Ogni oggetto rifulge di una luce quasi metafisica e diventa un prezioso gioiello della quotidianità, come la brillantezza e la trasparenza del piatto di porcellana.

Nella sezione dedicata alla continuità del realismo meritano una nota la scultura di Rafael Muyor. L'artista realizza opere scultoree di grandi dimensioni, ingrandendo inverosimilmente frutti e ortaggi: arance e angurie diventano, così, larve informi costrette nell’involucro della materia. Joan Mora indirizza la sua ricerca agli oggetti della quotidianità. La materia non costringe le forme ma le modella, conferendo loro una certa leggerezza.
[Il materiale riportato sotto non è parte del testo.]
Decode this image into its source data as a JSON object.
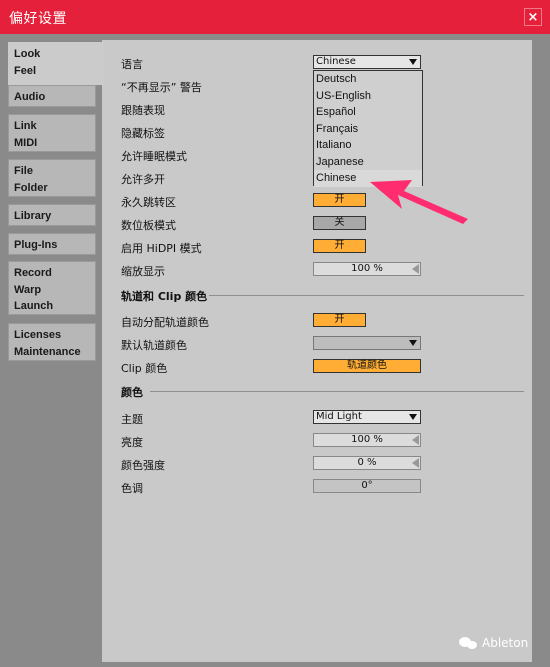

Un esempio magistrale di realismo scultoreo in cui si inseriscono capolavori come “Diumenge”(domenica) del 1990, ”Capsa de sabates”(scatola di scarpe) (2000), ”Paquet amb corda”(pacco con spago)(2003) e “Pelota”del 2005.
Matias Quetglas è una scultrice e pittrice che aderisce a un realismo che possiamo definire un surrealismo metafisico. I suoi soggetti, sospesi in una dimensione metafisica, sono figure compenetrate nella realtà e assorte in una quotidiana meditazione. Tra le sue opere: “Juegos de playa”(1993), ”El aliento del dragon”(2006), ”Joven flautista”(1992), ”Maria con espero”(1979), ”Mria en tamburate”(1980).